Germany Caught in the Contagion

Equity markets came off their lows overnight despite a 236 point drop in the Dow Jones, but sentiment remains extremely fragile and any let up in pressure on risk assets will prove temporary. A weak bond auction in Germany highlights the severity of contagion across Europe. If the core is being hit then there is no safe haven in Europe anymore. On a positive note it might just make German officials finally realise that they need to act quickly to provide solutions to the crisis.

Weak data notably outside the US adds to the malaise, with in particular China’s HSBC November weaker purchasing managers’ indices coming in below the 50 boom/bust level. Europe’s weaker purchasing managers indices highlight the prospects of looming recession while the news in Germany is not only bad on the bond front bad also on the data front. Today’s German November IFO survey will continue in the same vein, with further weakness in this business survey expected.

Bearing in mind the US Thanksgiving holiday today thin liquidity will mean that conditions are ripe for exaggerated market moves. EUR/USD has already sustained a drop below the important 1.3500 level as even the underling strong Asian demand appears to have been pulled back. More downside is expected but technicals suggests that it will be hard trudge lower, with near term support seen around 1.3285 (10 day Bollinger Band). The near term range is likely to be 1.3285-1.3505 although given the US holiday the range may be even tighter.

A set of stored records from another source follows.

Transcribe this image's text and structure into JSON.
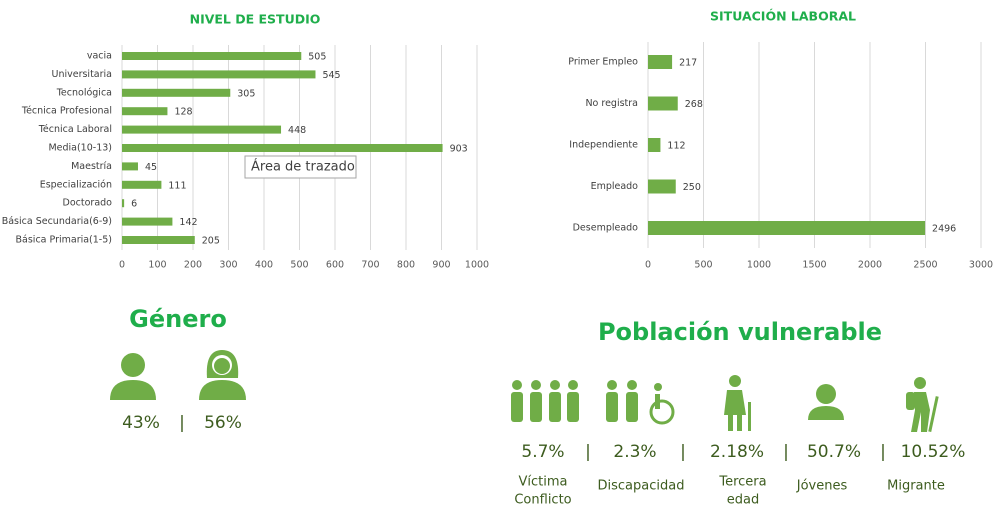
{
  "chart_data": [
    {
      "type": "bar",
      "orientation": "horizontal",
      "title": "NIVEL DE ESTUDIO",
      "categories": [
        "vacia",
        "Universitaria",
        "Tecnológica",
        "Técnica Profesional",
        "Técnica Laboral",
        "Media(10-13)",
        "Maestría",
        "Especialización",
        "Doctorado",
        "Básica Secundaria(6-9)",
        "Básica Primaria(1-5)"
      ],
      "values": [
        505,
        545,
        305,
        128,
        448,
        903,
        45,
        111,
        6,
        142,
        205
      ],
      "color": "#70ad47",
      "xlim": [
        0,
        1000
      ],
      "xticks": [
        0,
        100,
        200,
        300,
        400,
        500,
        600,
        700,
        800,
        900,
        1000
      ],
      "grid": true,
      "tooltip": "Área de trazado"
    },
    {
      "type": "bar",
      "orientation": "horizontal",
      "title": "SITUACIÓN LABORAL",
      "categories": [
        "Primer Empleo",
        "No registra",
        "Independiente",
        "Empleado",
        "Desempleado"
      ],
      "values": [
        217,
        268,
        112,
        250,
        2496
      ],
      "color": "#70ad47",
      "xlim": [
        0,
        3000
      ],
      "xticks": [
        0,
        500,
        1000,
        1500,
        2000,
        2500,
        3000
      ],
      "grid": true
    }
  ],
  "genero": {
    "title": "Género",
    "items": [
      "43%",
      "56%"
    ],
    "separator": "|"
  },
  "poblacion": {
    "title": "Población vulnerable",
    "separator": "|",
    "items": [
      {
        "value": "5.7%",
        "label": [
          "Víctima",
          "Conflicto"
        ]
      },
      {
        "value": "2.3%",
        "label": [
          "Discapacidad"
        ]
      },
      {
        "value": "2.18%",
        "label": [
          "Tercera",
          "edad"
        ]
      },
      {
        "value": "50.7%",
        "label": [
          "Jóvenes"
        ]
      },
      {
        "value": "10.52%",
        "label": [
          "Migrante"
        ]
      }
    ]
  }
}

Aside from the IFO attention today will focus on a meeting between Chancellor Merkel, President Sarkozy and Prime Minister Monti. As usual expect a lot of hot air but little action. Also note there is a general strike in Portugal today protesting against austerity measures in the country.

Eurozone contagion spreading quickly

Contagion from the eurozone debt crisis is spreading quickly, threatening to turn a regional crisis into a global crisis. As highlighted by Fitch ratings further contagion would pose a risk to US banks. Consequently risk assets continue to be sold but interestingly oil prices are climbing. Taken together with comments earlier in the day from the Bank of England that failure to resolve the crisis will lead to “significant adverse effects” on the global economy, it highlights the risks of both economic and financial contagion.

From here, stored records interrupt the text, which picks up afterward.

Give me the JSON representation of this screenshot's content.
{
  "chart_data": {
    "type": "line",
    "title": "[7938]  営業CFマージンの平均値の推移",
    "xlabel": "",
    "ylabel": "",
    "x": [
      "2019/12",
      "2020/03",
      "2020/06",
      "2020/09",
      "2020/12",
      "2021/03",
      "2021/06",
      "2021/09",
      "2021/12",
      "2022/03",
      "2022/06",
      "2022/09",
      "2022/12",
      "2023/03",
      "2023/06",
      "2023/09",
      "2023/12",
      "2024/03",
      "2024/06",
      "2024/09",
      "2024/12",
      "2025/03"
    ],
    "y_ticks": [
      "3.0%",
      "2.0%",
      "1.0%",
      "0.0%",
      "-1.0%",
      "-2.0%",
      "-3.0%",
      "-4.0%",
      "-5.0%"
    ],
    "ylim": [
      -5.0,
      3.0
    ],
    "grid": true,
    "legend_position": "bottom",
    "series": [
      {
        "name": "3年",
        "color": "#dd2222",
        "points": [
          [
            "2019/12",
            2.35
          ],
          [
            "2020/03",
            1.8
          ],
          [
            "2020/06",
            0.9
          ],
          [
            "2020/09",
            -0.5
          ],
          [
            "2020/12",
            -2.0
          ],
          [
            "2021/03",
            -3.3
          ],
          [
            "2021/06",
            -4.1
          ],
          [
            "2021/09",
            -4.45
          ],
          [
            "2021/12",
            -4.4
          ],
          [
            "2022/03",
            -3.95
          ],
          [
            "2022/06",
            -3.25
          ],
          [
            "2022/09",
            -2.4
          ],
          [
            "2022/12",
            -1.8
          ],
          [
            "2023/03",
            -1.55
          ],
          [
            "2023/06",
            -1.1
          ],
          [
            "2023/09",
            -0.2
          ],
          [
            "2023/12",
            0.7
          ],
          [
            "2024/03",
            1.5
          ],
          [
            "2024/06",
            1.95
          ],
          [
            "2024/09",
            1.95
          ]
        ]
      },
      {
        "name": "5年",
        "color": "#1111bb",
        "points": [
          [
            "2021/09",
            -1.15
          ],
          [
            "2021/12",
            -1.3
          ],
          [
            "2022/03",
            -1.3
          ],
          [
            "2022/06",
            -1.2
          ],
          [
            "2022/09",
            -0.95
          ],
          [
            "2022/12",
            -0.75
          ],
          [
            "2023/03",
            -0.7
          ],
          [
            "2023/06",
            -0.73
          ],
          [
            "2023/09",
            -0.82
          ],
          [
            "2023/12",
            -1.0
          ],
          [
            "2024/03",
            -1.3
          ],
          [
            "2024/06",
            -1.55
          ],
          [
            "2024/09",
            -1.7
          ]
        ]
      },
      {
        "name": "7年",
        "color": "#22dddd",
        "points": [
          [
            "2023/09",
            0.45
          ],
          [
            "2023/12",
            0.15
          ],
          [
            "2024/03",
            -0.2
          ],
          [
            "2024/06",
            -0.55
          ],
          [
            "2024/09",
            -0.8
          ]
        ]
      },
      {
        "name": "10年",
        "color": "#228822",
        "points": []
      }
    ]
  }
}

Predominately for some countries this is becoming a crisis of confidence and failure of officials to get to grips with the situation is resulting in an ever worsening spiral of negativity. Although Monti was sworn in as Italian Prime Minister and Papademos won a confidence motion in the Greek parliament the hard work begins now for both leaders in convincing markets of their reform credentials. Given that there is no agreement from eurozone officials forthcoming, sentiment is set to worsen further, with safe haven assets the main beneficiaries.

EUR/USD dropped sharply in yesterday’s session hitting a low around 1.3429. Attempts to rally were sold into, with sellers noted just below 1.3560. Even an intensification of bond purchases by the European Central Bank (ECB) failed to prevent eurozone bond yields moving higher and the EUR from falling.

Against this background and in the absence of key data releases EUR will find direction from the Spanish 10 year bond auction while a French BTAN auction will also be watched carefully given the recent increase in pressure on French bonds. Having broken below 1.3500, EUR/USD will aim for a test of the 10 October low around 1.3346 where some technical support can be expected.

US data releases have been coming in better than expected over recent weeks, acting to dampen expectations of more Fed quantitative easing and in turn helping to remove an impediment to USD appreciation. While the jury is still out on QE, the USD is enjoying some relief from receding expectations that the Fed will forced to purchase more assets. Further USD gains are likely, with data today including October housing starts and the November Philly Fed manufacturing confidence survey unlikely to derail the currency despite a likely drop in starts.